Henry and Clara, published in 1994, stamped Mallon as a writer of historical fiction from that point forward. The novel traces the lives of Major Henry Rathbone and Clara Harris, the young couple who accompanied Abraham Lincoln to Ford’s Theatre on April 14, 1865. A story of star-crossed lovers intermingles with personal and political tragedies and spans the couple’s first meeting in childhood to their eventual derangement. Mallon’s writing career took a dramatic turn when John Updike praised Henry and Clara in The New Yorker, calling Mallon “one of the most interesting American novelists at work.”
Historical fiction, Mallon declares in interviews, is the genre in which he is most interested as a writer. “I think the main thing that has led me to write historical fiction is that it is a relief from the self,” he explains. After the publication of Henry and Clara, Mallon went on to write five more works of historical fiction, including his most recent novel and his fifteenth book, Watergate. American political history has been perhaps his main subject and interest; in 1994, he was the ghostwriter of former Vice President Dan Quayle’s memoir, Standing Firm.
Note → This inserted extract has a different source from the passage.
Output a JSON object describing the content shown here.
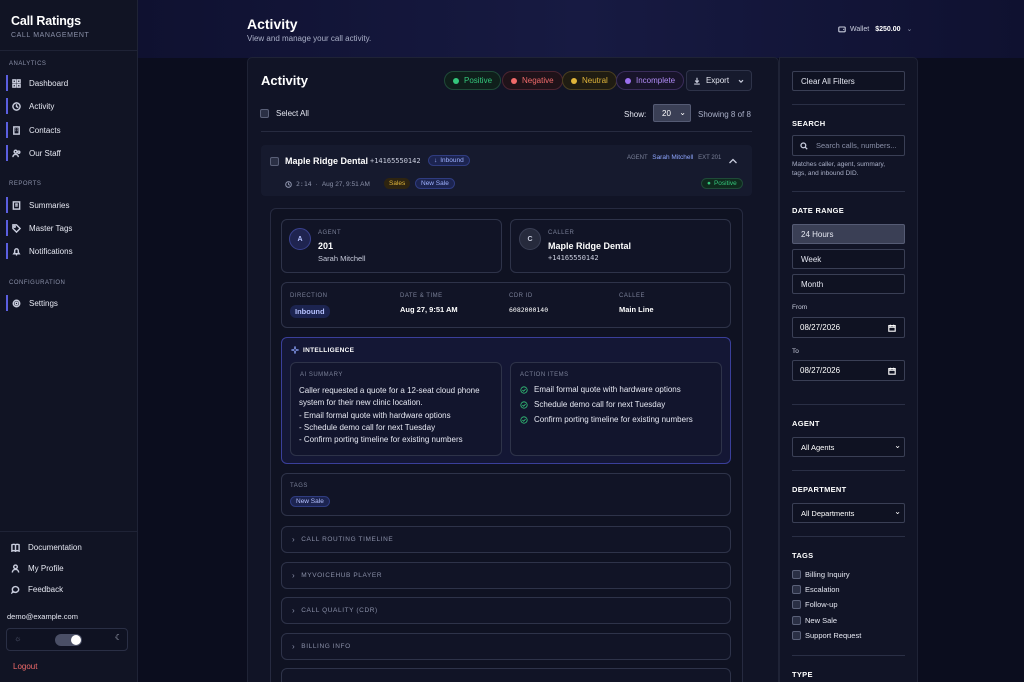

Watergate, a finalist for the 2013 PEN/Faulkner Award for Fiction, is a colorful retelling of the Watergate scandal from the perspective of seven characters, some familiar to the public memory, such as Nixon’s secretary Rose Mary Woods, and some brought to light from the sidelines of the scandal, such as Fred LaRue.
Fellow Travelers by Thomas Mallon
Paperback: 368 pages
Publisher: Vintage; Reprint edition (May 6, 2008)
Amazon: Fellow Travelers
It's 1950s Washington, D.C.: a world of bare-knuckled ideology and secret dossiers, dominated by personalities like Richard Nixon, Lyndon Johnson, and Joe McCarthy. Enter Timothy Laughlin, a recent college graduate and devout Catholic eager to join the crusade against Communism. An encounter with a handsome State Department official, Hawkins Fuller, leads to Tim's first job and, after Fuller's advances, his first love affair. As McCarthy mounts a desperate bid for power and internal investigations focus on “sexual subversives” in the government, Tim and Fuller find it ever more dangerous to navigate their double lives. Moving between the diplomatic world of Foggy Bottom and NATO's front line in Europe, Fellow Travelers is a searing historical novel infused with political drama, unexpected humor, and genuine heartbreak.